AdamVStephen / gem-water-level-gauge

Building a water level gauge using MPX5010DP sensor and arduino.
GNU General Public License v2.0
0 stars 1 forks source link

Release 1.3.0 reboots spontaneously. #6

Open AdamVStephen opened 6 years ago

AdamVStephen commented 6 years ago

Observed several times by Nick. Note that the display of the loop counter indicates unexpected behaviour.
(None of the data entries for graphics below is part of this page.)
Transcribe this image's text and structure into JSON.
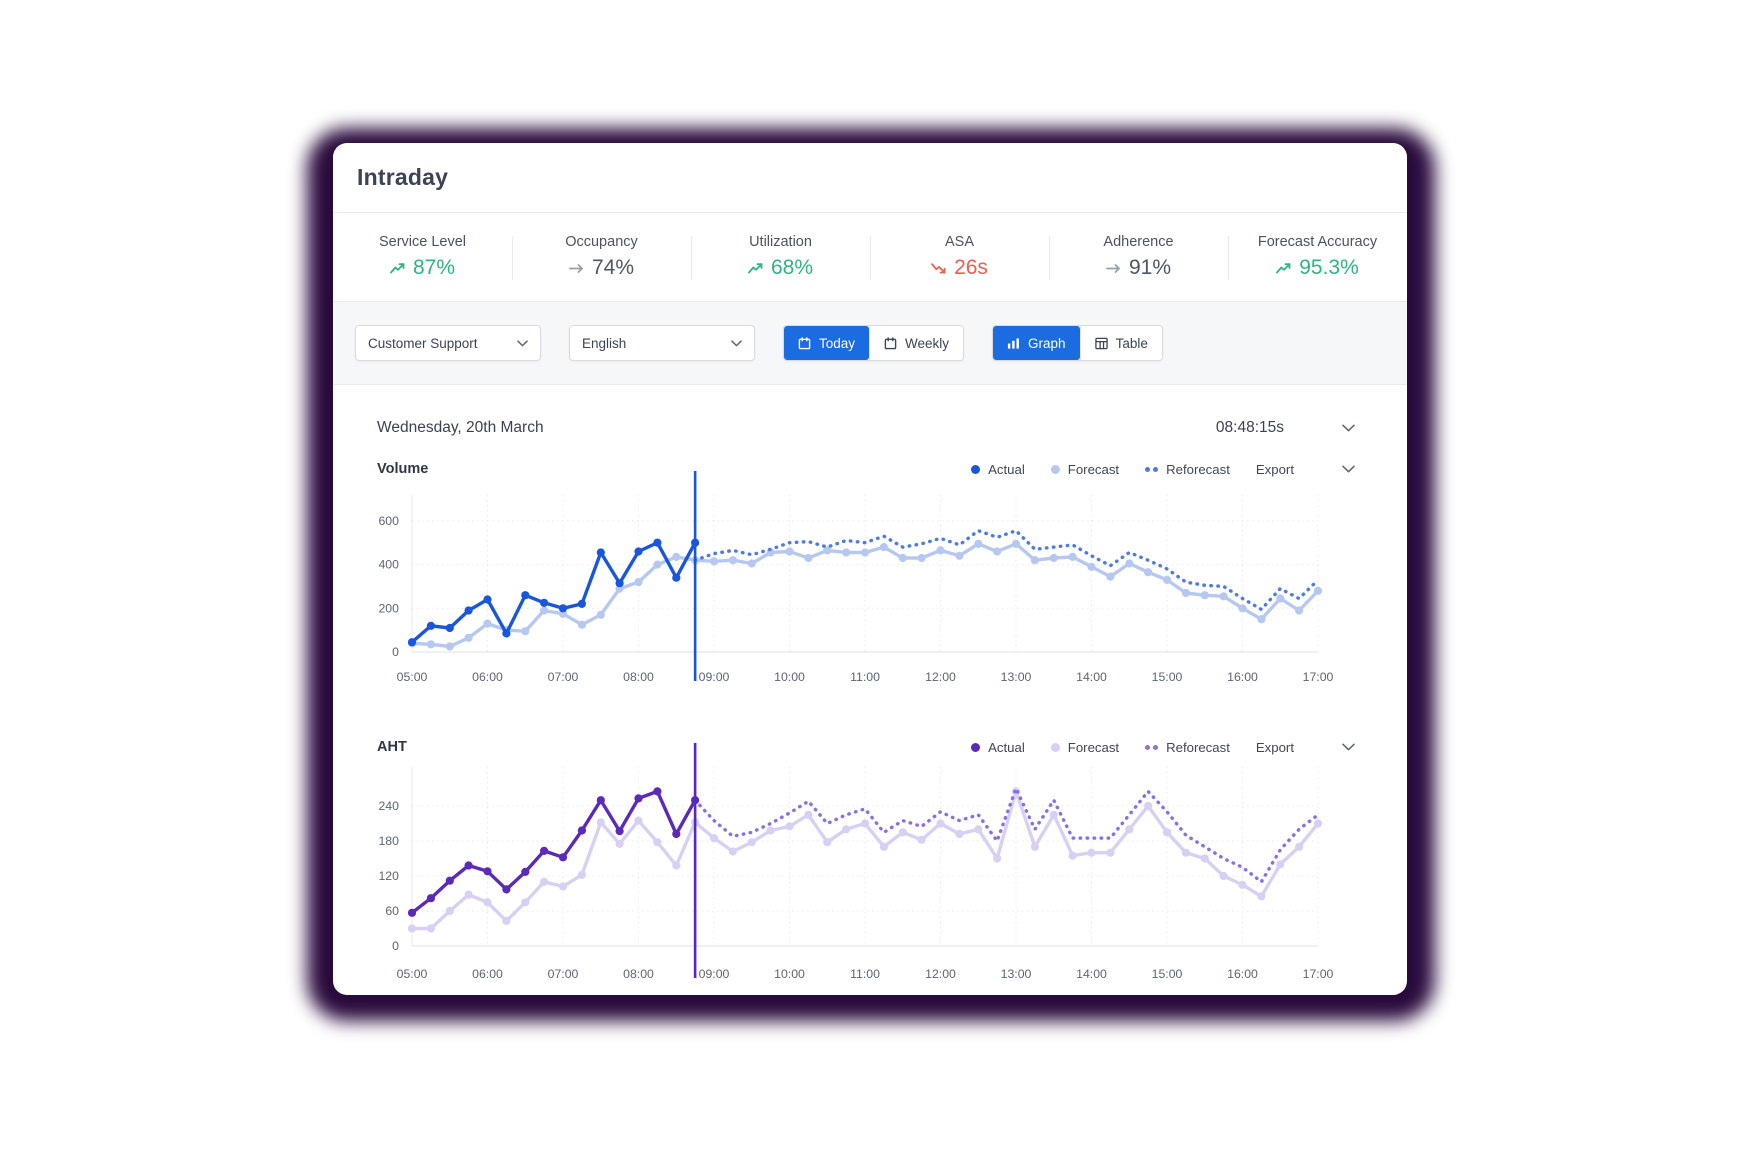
{
  "header": {
    "title": "Intraday"
  },
  "kpis": [
    {
      "label": "Service Level",
      "value": "87%",
      "trend": "up",
      "tone": "positive"
    },
    {
      "label": "Occupancy",
      "value": "74%",
      "trend": "flat",
      "tone": "neutral"
    },
    {
      "label": "Utilization",
      "value": "68%",
      "trend": "up",
      "tone": "positive"
    },
    {
      "label": "ASA",
      "value": "26s",
      "trend": "down",
      "tone": "negative"
    },
    {
      "label": "Adherence",
      "value": "91%",
      "trend": "flat",
      "tone": "neutral"
    },
    {
      "label": "Forecast Accuracy",
      "value": "95.3%",
      "trend": "up",
      "tone": "positive"
    }
  ],
  "colors": {
    "positive": "#2eb480",
    "negative": "#ee5d50",
    "neutral_icon": "#97a0ae",
    "neutral_text": "#4d5667",
    "accent_blue": "#1a6ce0",
    "backdrop_purple": "#2a0b3d",
    "volume_actual": "#1a56db",
    "volume_forecast": "#b7c8f0",
    "volume_reforecast": "#4e7ae8",
    "aht_actual": "#5b2ab8",
    "aht_forecast": "#d8d0f3",
    "aht_reforecast": "#8a6fe0"
  },
  "filters": {
    "queue": {
      "value": "Customer Support"
    },
    "language": {
      "value": "English"
    },
    "period": {
      "options": [
        "Today",
        "Weekly"
      ],
      "selected": "Today"
    },
    "view": {
      "options": [
        "Graph",
        "Table"
      ],
      "selected": "Graph"
    }
  },
  "date_bar": {
    "date": "Wednesday, 20th March",
    "time": "08:48:15s"
  },
  "chart_data": [
    {
      "type": "line",
      "title": "Volume",
      "export_label": "Export",
      "x_ticks": [
        "05:00",
        "06:00",
        "07:00",
        "08:00",
        "09:00",
        "10:00",
        "11:00",
        "12:00",
        "13:00",
        "14:00",
        "15:00",
        "16:00",
        "17:00"
      ],
      "x_step_minutes": 15,
      "n_points": 49,
      "ylim": [
        0,
        700
      ],
      "yticks": [
        0,
        200,
        400,
        600
      ],
      "now_index": 15,
      "now_time": "08:45",
      "now_line_color": "#1a56db",
      "legend_position": "top-right",
      "grid": true,
      "series": [
        {
          "name": "Forecast",
          "color": "#b7c8f0",
          "style": "solid",
          "points": true,
          "start_index": 0,
          "values": [
            40,
            35,
            25,
            65,
            130,
            100,
            95,
            190,
            175,
            125,
            170,
            290,
            320,
            400,
            435,
            420,
            415,
            420,
            405,
            455,
            460,
            430,
            465,
            455,
            455,
            480,
            430,
            430,
            465,
            440,
            495,
            460,
            495,
            420,
            430,
            435,
            390,
            345,
            405,
            365,
            330,
            270,
            260,
            255,
            200,
            150,
            245,
            190,
            280
          ]
        },
        {
          "name": "Reforecast",
          "color": "#4e7ae8",
          "style": "dotted",
          "points": false,
          "start_index": 15,
          "values": [
            420,
            450,
            465,
            445,
            470,
            500,
            505,
            480,
            510,
            500,
            530,
            480,
            495,
            520,
            490,
            555,
            525,
            555,
            470,
            480,
            490,
            440,
            395,
            455,
            420,
            380,
            320,
            305,
            300,
            245,
            195,
            290,
            245,
            330
          ]
        },
        {
          "name": "Actual",
          "color": "#1a56db",
          "style": "solid",
          "points": true,
          "start_index": 0,
          "values": [
            45,
            120,
            110,
            190,
            240,
            85,
            260,
            225,
            200,
            220,
            455,
            315,
            460,
            500,
            340,
            500
          ]
        }
      ]
    },
    {
      "type": "line",
      "title": "AHT",
      "export_label": "Export",
      "x_ticks": [
        "05:00",
        "06:00",
        "07:00",
        "08:00",
        "09:00",
        "10:00",
        "11:00",
        "12:00",
        "13:00",
        "14:00",
        "15:00",
        "16:00",
        "17:00"
      ],
      "x_step_minutes": 15,
      "n_points": 49,
      "ylim": [
        0,
        300
      ],
      "yticks": [
        0,
        60,
        120,
        180,
        240
      ],
      "now_index": 15,
      "now_time": "08:45",
      "now_line_color": "#5526c9",
      "legend_position": "top-right",
      "grid": true,
      "series": [
        {
          "name": "Forecast",
          "color": "#d8d0f3",
          "style": "solid",
          "points": true,
          "start_index": 0,
          "values": [
            30,
            30,
            60,
            88,
            75,
            43,
            75,
            110,
            102,
            122,
            212,
            175,
            215,
            178,
            138,
            212,
            185,
            162,
            178,
            198,
            205,
            225,
            178,
            200,
            210,
            170,
            195,
            182,
            210,
            192,
            200,
            150,
            265,
            170,
            225,
            155,
            160,
            160,
            200,
            240,
            195,
            160,
            150,
            120,
            105,
            85,
            140,
            170,
            210
          ]
        },
        {
          "name": "Reforecast",
          "color": "#8a6fe0",
          "style": "dotted",
          "points": false,
          "start_index": 15,
          "values": [
            250,
            215,
            188,
            195,
            210,
            228,
            248,
            210,
            225,
            235,
            195,
            215,
            205,
            230,
            215,
            225,
            180,
            270,
            200,
            250,
            185,
            185,
            185,
            225,
            265,
            230,
            190,
            170,
            150,
            135,
            110,
            165,
            200,
            225
          ]
        },
        {
          "name": "Actual",
          "color": "#5b2ab8",
          "style": "solid",
          "points": true,
          "start_index": 0,
          "values": [
            57,
            82,
            112,
            138,
            128,
            97,
            127,
            163,
            152,
            198,
            250,
            197,
            253,
            265,
            192,
            250
          ]
        }
      ]
    }
  ]
}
AdamVStephen commented 6 years ago

Code review of the main program is a follows

  1. After boot, the setup() function is invoked. This ends by initialising loops = 4695 -30; Thus the 4695 Easter egg should be triggered at the 30th loop, or 60 seconds into the boot with the default delay.
  2. Loop() structure is to increment loops; read the ADC, convert to cm, evaluate warning level then call out to the lcd_interface(v_adc, loops), hen finally parseSerial() to check on the serial interface, and delay(delay_time).
  3. delay_time is stored in the EEprom and clipped low at 1000ms.
  4. The code in lcd_interface : uses serbuf, so problems with serbuf could rebound here. The new function render_alarm takes over display of the alarm status. The msgPrefix strings are of different lengths but the sprintf() call into lcdbuf1 has the format " %s: %02d " which has a string length of 2 asterisk + 1 space + msgPrefix + colon + space + 2 digits + space + 2 asterisk = 10 + msgPrefx. Max msgPrefix size is 6 for NORMAL and this is not rendered. Otherwise max is 4 for LOLO or HIHI.
  5. The code in ParseSerial has scope for errors between serialBuf (the inbound buffer) and serbuf (the temporary string construction buffer).. More importantly, the serbuf[] buffer is arbitrarily sized to 50 characters. What happens when the sprintf(serbuf, s_disabled) happens ? s_disabled is a const char * array. Does sprintf add a trailing null? Is it valid to call with zero arguments? Why not simply avoid the sprintf call and send the fixed string directly to the Serial.println() call ? This code is definitely dodgy. However, it is only triggered by sending the "g [LlhH]" command.
  6. The counter is 16 bit signed, so will overflow at 32767 which given 4695-30 start and 0.5Hz, is 15.6 hours. I haven't tested the overflow behaviour. The uptime calculation is also screwed by the overflow - not of the counter, but it is derived from a function that gives uptime in milliseconds, and I'm putting this into a 16 bit integer, should be using 32 bits. The uptime also should have HH:MM:SS and not just HH:SS which is nonsense.

Recommendation :

  1. Fix the loop and uptime code, using unsigned long and dealing with overflow properly.
  2. check how sprintf(buf, fmt) operates when fmt is a bare string.
AdamVStephen commented 6 years ago

Note : putting the 32 bit millis() result into a 16 bit time value will overflow at 32.7s.